The advantages of MRI are that it provides a high contrast resolution image, can
investigate a wide range of haemodynamic factors, does not expose the patient to
ionising radiation and it is a non-invasive procedure.69 There are a range of ways in
which MRI can be used to investigate pulmonary hypertension, including assessment
of lung volume or assessment of biventricular mass, volume and function. Phase
contrast MRI (PC-MRI) is one example of a performed technique.69
PC-MRI is a technique that visualises fluid movement by comparing its’ movement to
stationary tissues.70 PC-MRI can be used to investigate cardiac output and flow, as
well as pulmonary artery stiffness and pulsivity.69 We considered a study comparing
the use of PC-MRI with RHC and echocardiography with RHC, in order to estimate
pulmonary flow and pressure in PAH. The study found that PC-MRI had a greater
compatibility to RHC in comparison to echocardiography, with correlation coefficients
of 0.94 and 0.86 respectively.71 It was acknowledged that inter- and intraobserver
variability had not been assessed in this small study. However a literature review of
MRI in the diagnosis of pulmonary hypertension concluded that inter and intraobserver
variability was significantly less in MRI than echocardiography as a result of higher
rates of precision.69
In general, MRI appears to have an accuracy that is better or at least comparable to
echocardiography, as well as higher levels of precision. 69 Further study in a clinical
environment may be needed as MRI appears to be a very plausible new alternative in
the diagnosis of pulmonary arterial hypertension.
Treatment and Prognosis
Overall, there has been an profound improvement in survival of patients diagnosed
with PAH. This has been mainly due to treatment, although it could also be related to
earlier diagnosis.
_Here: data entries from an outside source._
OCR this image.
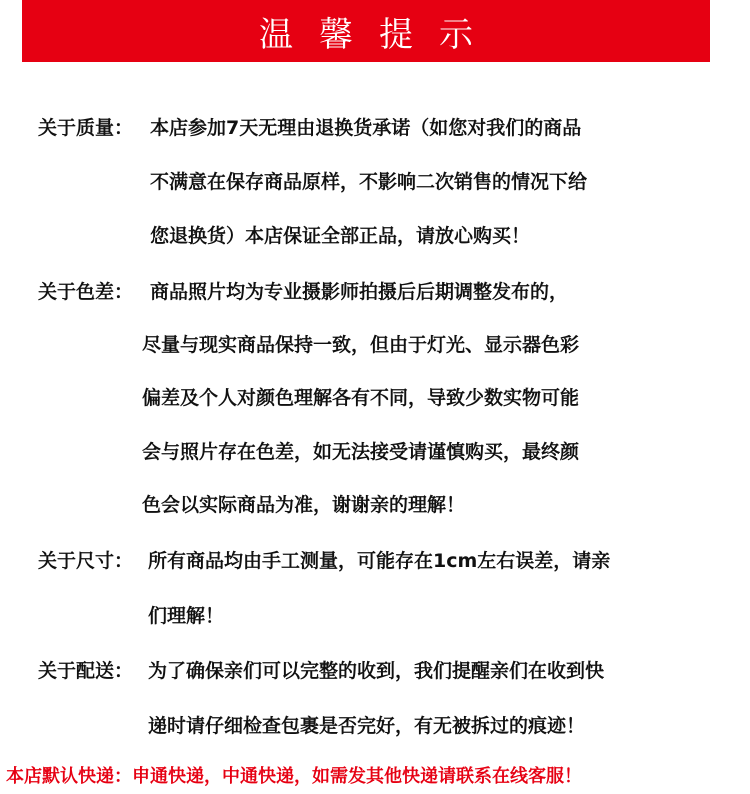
温馨提示
关于质量： 本店参加7天无理由退换货承诺（如您对我们的商品
不满意在保存商品原样，不影响二次销售的情况下给
您退换货）本店保证全部正品，请放心购买！
关于色差： 商品照片均为专业摄影师拍摄后后期调整发布的，
尽量与现实商品保持一致，但由于灯光、显示器色彩
偏差及个人对颜色理解各有不同，导致少数实物可能
会与照片存在色差，如无法接受请谨慎购买，最终颜
色会以实际商品为准，谢谢亲的理解！
关于尺寸： 所有商品均由手工测量，可能存在1cm左右误差，请亲
们理解！
关于配送： 为了确保亲们可以完整的收到，我们提醒亲们在收到快
递时请仔细检查包裹是否完好，有无被拆过的痕迹！
本店默认快递：申通快递，中通快递，如需发其他快递请联系在线客服！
It has been reported that the three year survival rate has increased
to 83% whereas the median survival time was previously limited to 2.8
years.5,6 However, despite improvements the treatment options for PAH still remain
limited when compared to other conditions and there is still no cure.
Conclusion
Our project has drawn several key conclusions regarding the diagnosis and treatment
of PAH. Recent developments in treatments for the condition have been lacking.
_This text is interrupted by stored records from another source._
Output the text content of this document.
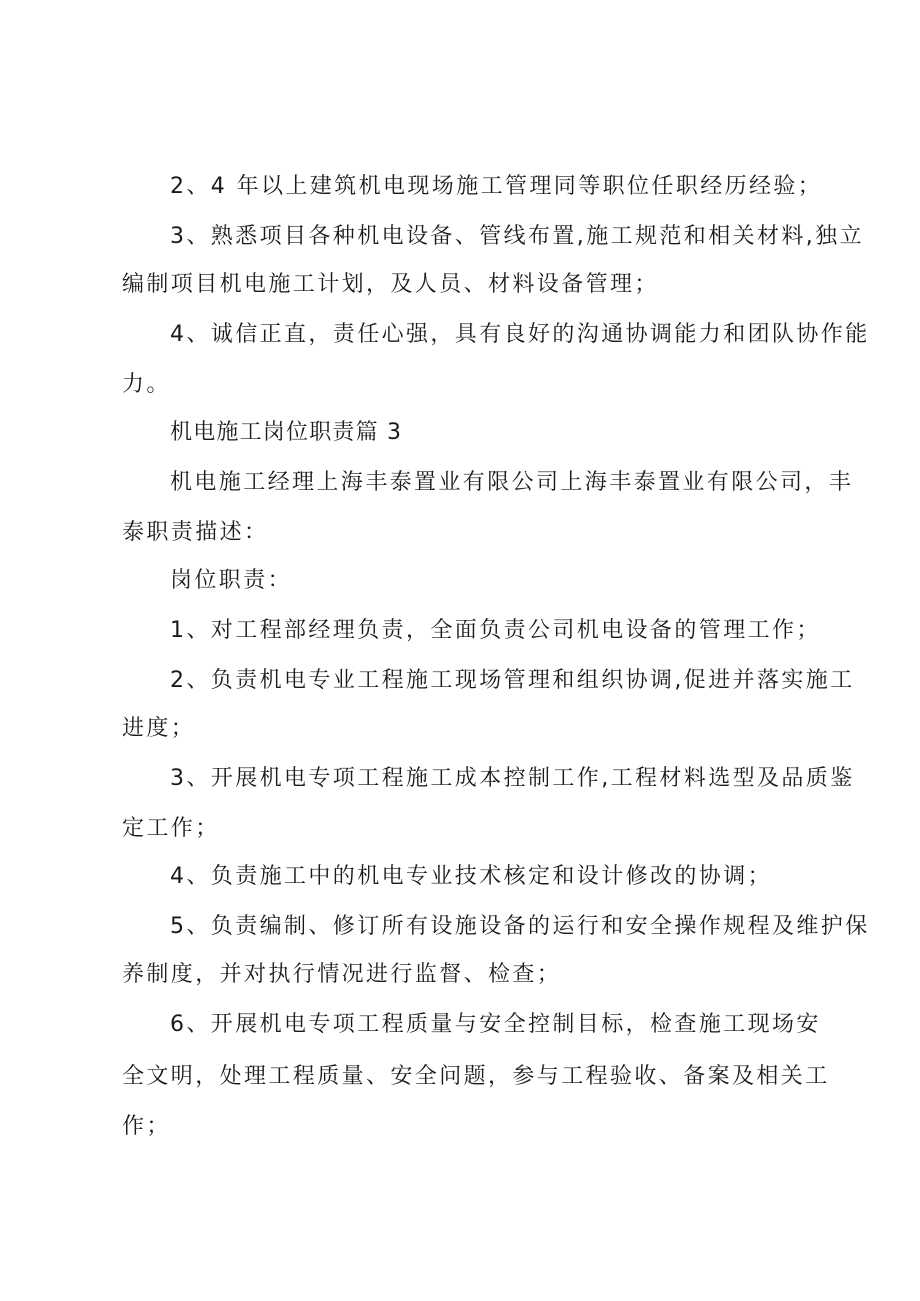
2、4 年以上建筑机电现场施工管理同等职位任职经历经验；
3、熟悉项目各种机电设备、管线布置,施工规范和相关材料,独立
编制项目机电施工计划，及人员、材料设备管理；
4、诚信正直，责任心强，具有良好的沟通协调能力和团队协作能
力。
机电施工岗位职责篇 3
机电施工经理上海丰泰置业有限公司上海丰泰置业有限公司，丰
泰职责描述：
岗位职责：
1、对工程部经理负责，全面负责公司机电设备的管理工作；
2、负责机电专业工程施工现场管理和组织协调,促进并落实施工
进度；
3、开展机电专项工程施工成本控制工作,工程材料选型及品质鉴
定工作；
4、负责施工中的机电专业技术核定和设计修改的协调；
5、负责编制、修订所有设施设备的运行和安全操作规程及维护保
养制度，并对执行情况进行监督、检查；
6、开展机电专项工程质量与安全控制目标，检查施工现场安
全文明，处理工程质量、安全问题，参与工程验收、备案及相关工
作；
Those that have been produced are primarily symptom-relieving and aim to improve
quality of life, rather than being curative measures. The implication of this for patients
with PAH is that prognosis remains poor, despite improvements in clinical worsening
and exercise tolerance. Surgical treatments are a last resort and there are few donors,
meaning there is a clear requirement for alternative therapies.
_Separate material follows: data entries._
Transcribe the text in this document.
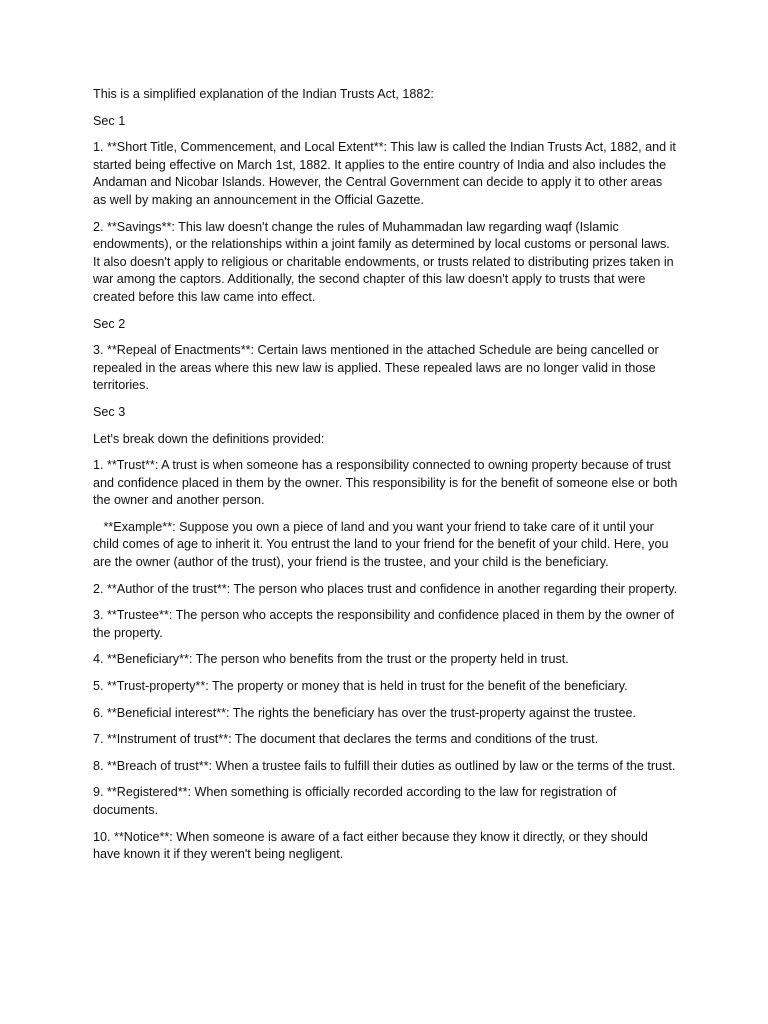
This is a simplified explanation of the Indian Trusts Act, 1882:

Sec 1

1. **Short Title, Commencement, and Local Extent**: This law is called the Indian Trusts Act, 1882, and it started being effective on March 1st, 1882. It applies to the entire country of India and also includes the Andaman and Nicobar Islands. However, the Central Government can decide to apply it to other areas as well by making an announcement in the Official Gazette.

2. **Savings**: This law doesn't change the rules of Muhammadan law regarding waqf (Islamic endowments), or the relationships within a joint family as determined by local customs or personal laws. It also doesn't apply to religious or charitable endowments, or trusts related to distributing prizes taken in war among the captors. Additionally, the second chapter of this law doesn't apply to trusts that were created before this law came into effect.

Sec 2

3. **Repeal of Enactments**: Certain laws mentioned in the attached Schedule are being cancelled or repealed in the areas where this new law is applied. These repealed laws are no longer valid in those territories.

Sec 3

Let's break down the definitions provided:

1. **Trust**: A trust is when someone has a responsibility connected to owning property because of trust and confidence placed in them by the owner. This responsibility is for the benefit of someone else or both the owner and another person.

**Example**: Suppose you own a piece of land and you want your friend to take care of it until your child comes of age to inherit it. You entrust the land to your friend for the benefit of your child. Here, you are the owner (author of the trust), your friend is the trustee, and your child is the beneficiary.

2. **Author of the trust**: The person who places trust and confidence in another regarding their property.

3. **Trustee**: The person who accepts the responsibility and confidence placed in them by the owner of the property.

4. **Beneficiary**: The person who benefits from the trust or the property held in trust.

5. **Trust-property**: The property or money that is held in trust for the benefit of the beneficiary.

6. **Beneficial interest**: The rights the beneficiary has over the trust-property against the trustee.

7. **Instrument of trust**: The document that declares the terms and conditions of the trust.

8. **Breach of trust**: When a trustee fails to fulfill their duties as outlined by law or the terms of the trust.

9. **Registered**: When something is officially recorded according to the law for registration of documents.

10. **Notice**: When someone is aware of a fact either because they know it directly, or they should have known it if they weren't being negligent.
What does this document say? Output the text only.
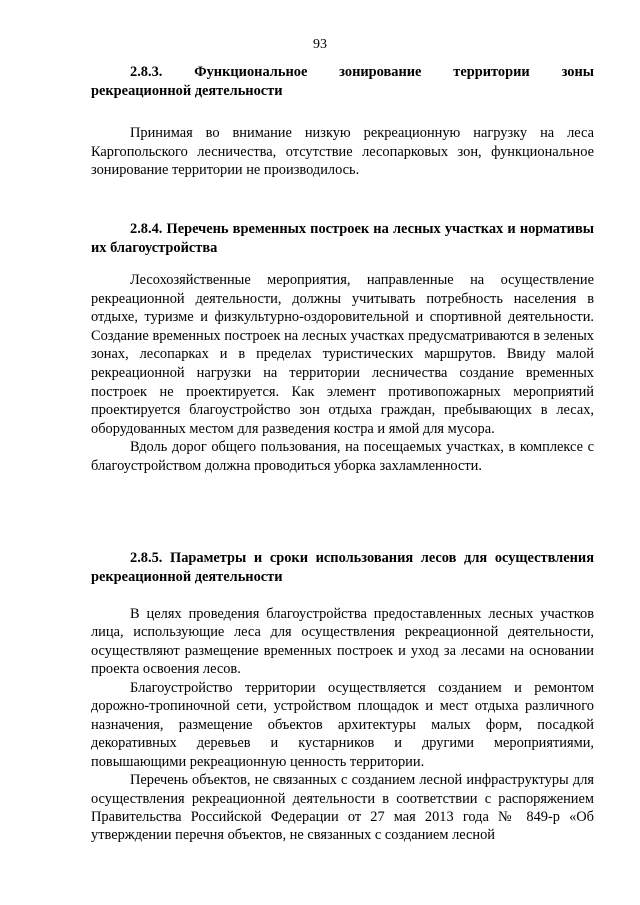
93
2.8.3.       Функциональное       зонирование       территории       зоны рекреационной деятельности

Принимая во внимание низкую рекреационную нагрузку на леса Каргопольского лесничества, отсутствие лесопарковых зон, функциональное зонирование территории не производилось.

2.8.4. Перечень временных построек на лесных участках и нормативы их благоустройства

Лесохозяйственные мероприятия, направленные на осуществление рекреационной деятельности, должны учитывать потребность населения в отдыхе, туризме и физкультурно-оздоровительной и спортивной деятельности. Создание временных построек на лесных участках предусматриваются в зеленых зонах, лесопарках и в пределах туристических маршрутов. Ввиду малой рекреационной нагрузки на территории лесничества создание временных построек не проектируется. Как элемент противопожарных мероприятий проектируется благоустройство зон отдыха граждан, пребывающих в лесах, оборудованных местом для разведения костра и ямой для мусора.

Вдоль дорог общего пользования, на посещаемых участках, в комплексе с благоустройством должна проводиться уборка захламленности.

2.8.5. Параметры и сроки использования лесов для осуществления рекреационной деятельности

В целях проведения благоустройства предоставленных лесных участков лица, использующие леса для осуществления рекреационной деятельности, осуществляют размещение временных построек и уход за лесами на основании проекта освоения лесов.

Благоустройство территории осуществляется созданием и ремонтом дорожно-тропиночной сети, устройством площадок и мест отдыха различного назначения, размещение объектов архитектуры малых форм, посадкой декоративных деревьев и кустарников и другими мероприятиями, повышающими рекреационную ценность территории.

Перечень объектов, не связанных с созданием лесной инфраструктуры для осуществления рекреационной деятельности в соответствии с распоряжением Правительства Российской Федерации от 27 мая 2013 года № 849-р «Об утверждении перечня объектов, не связанных с созданием лесной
With regards to diagnosis, the use of MRI is becoming more prominent due to its noninvasive nature. It could, to a certain extent, be replacing echocardiography due its
greater accuracy and precision. The definitive diagnosis of PAH remains the use of
right heart catheterisation, although a detailed history, physical examination and other
clinical investigations are useful and important. However, diagnosis is difficult in the
early stages of disease as the symptoms show significant overlap with other
cardiovascular conditions. This has negative implications for patients as later
diagnosis results in significantly worse prognosis.
Overall, the group have gained a much greater insight into several aspects of this
debilitating disease. We are pleased with the outcome of the project and have
managed to address our original aims and objectives. However, if not constrained by
time we would have liked to look further in to future perspectives as there is great
breadth for advancement in treatment.